Abortion Stories, the Vatican, and Catholics for Choice’s “Mission Impossible”
The Synod on Synodality offers the most significant chance to reform the Catholic church in decades. Monumental in its engagement with LGBTQIA+ rights, ordaining women as deacons, and other progressive causes, the synod’s agenda lacked one major topic: abortion. That’s why Catholics for Choice President Jamie L. Manson stopped at nothing to make our pro-choice Catholic voices heard.
To mark the start of the synod, Catholics for Choice advocates risked arrest by unfurling a massive banner from the Ponte Sant’Angelo — with St. Peter’s Basilica in the background — boldly proclaiming that “Faithful Catholics have abortions.”

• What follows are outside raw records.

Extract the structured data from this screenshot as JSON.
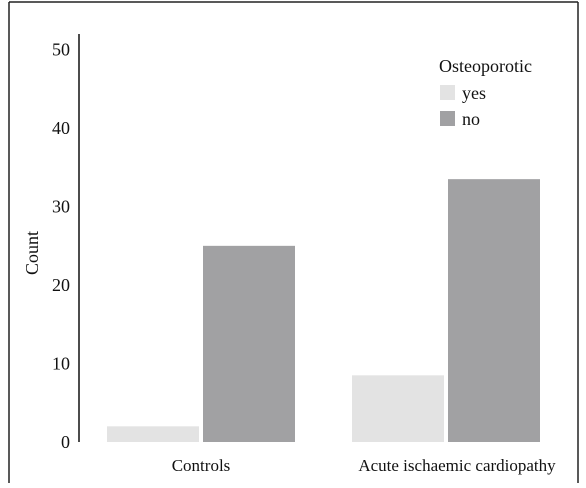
{
  "chart_data": {
    "type": "bar",
    "title": "",
    "xlabel": "",
    "ylabel": "Count",
    "ylim": [
      0,
      52
    ],
    "yticks": [
      0,
      10,
      20,
      30,
      40,
      50
    ],
    "grid": false,
    "legend_position": "top-right",
    "legend_title": "Osteoporotic",
    "categories": [
      "Controls",
      "Acute ischaemic cardiopathy"
    ],
    "series": [
      {
        "name": "yes",
        "values": [
          2,
          8.5
        ],
        "color": "#e3e3e3"
      },
      {
        "name": "no",
        "values": [
          25,
          33.5
        ],
        "color": "#a1a1a3"
      }
    ]
  }
}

Immediately after the banner drop, Jamie ceremonially processed to the synod office with a booklet of stories collected from faithful Catholics who’ve had abortions. The New York Times called the action “mission impossible,” and said that despite all the social justice issues vying for attention from the Vatican, “perhaps no advocate on the synod sidelines has a tougher row to hoe than Jamie Manson, who identifies as queer, feels called to the priesthood and leads the abortion-rights group Catholics for Choice.”
Jamie’s call to discuss abortion didn’t preclude her from bringing queer rights to the forefront either. In an interview on CBS News, she said that “affirming and embracing everyone only makes the church stronger.” That includes LGBTQIA+ and people who have had abortions alike.

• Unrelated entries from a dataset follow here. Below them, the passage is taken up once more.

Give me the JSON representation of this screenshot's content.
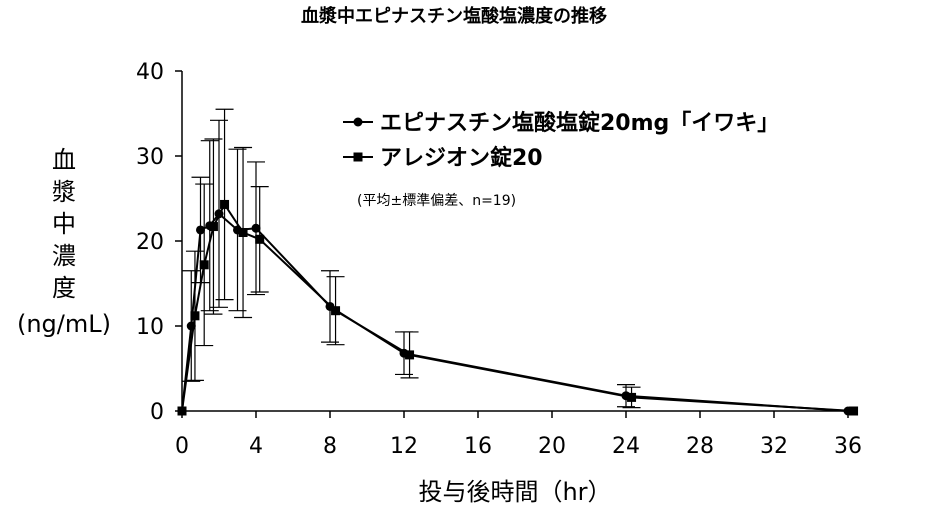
{
  "chart_data": {
    "type": "line",
    "title": "血漿中エピナスチン塩酸塩濃度の推移",
    "xlabel": "投与後時間（hr）",
    "ylabel_lines": [
      "血",
      "漿",
      "中",
      "濃",
      "度",
      "(ng/mL)"
    ],
    "xlim": [
      0,
      36
    ],
    "ylim": [
      0,
      40
    ],
    "xticks": [
      0,
      4,
      8,
      12,
      16,
      20,
      24,
      28,
      32,
      36
    ],
    "yticks": [
      0,
      10,
      20,
      30,
      40
    ],
    "grid": false,
    "legend_position": "top-right",
    "note": "(平均±標準偏差、n=19)",
    "series": [
      {
        "name": "エピナスチン塩酸塩錠20mg「イワキ」",
        "marker": "circle",
        "x": [
          0,
          0.5,
          1,
          1.5,
          2,
          3,
          4,
          8,
          12,
          24,
          36
        ],
        "y": [
          0,
          10,
          21.3,
          21.8,
          23.2,
          21.3,
          21.5,
          12.3,
          6.8,
          1.8,
          0
        ],
        "err": [
          0,
          6.5,
          6.2,
          10.0,
          11.0,
          9.5,
          7.8,
          4.2,
          2.5,
          1.3,
          0
        ]
      },
      {
        "name": "アレジオン錠20",
        "marker": "square",
        "x": [
          0,
          0.7,
          1.2,
          1.7,
          2.3,
          3.3,
          4.2,
          8.3,
          12.3,
          24.3,
          36.3
        ],
        "y": [
          0,
          11.2,
          17.2,
          21.7,
          24.3,
          21,
          20.2,
          11.8,
          6.6,
          1.6,
          0
        ],
        "err": [
          0,
          7.6,
          9.5,
          10.3,
          11.2,
          10.0,
          6.2,
          4.0,
          2.7,
          1.2,
          0
        ]
      }
    ]
  }
}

Before returning to the United States, Jamie joined the Spirit Unbounded conference alongside speakers such as Sister Joan Chittister, OSB, and former President of Ireland Mary McAleese. In a profound speech just outside the Vatican’s walls, Jamie described the “unspoken pastoral crisis” of patriarchy in the church. Behind a podium inscribed with the Vatican’s insignia, Jamie boldly challenged that bringing abortion stories to the synod meant taking “Pope Francis at his word that he wants a church of encounter that goes out to the peripheries, listens deeply, and shows humility.”
Honoring this call to encounter would mean recognizing that women and queer people belong in the church — which means that their abortion stories are “woven into the fabric of our community.” Jamie closed her speech, and her time in Rome, with a prayer: that next year’s synod will deem Catholics’ abortion stories “worthy of encounter.”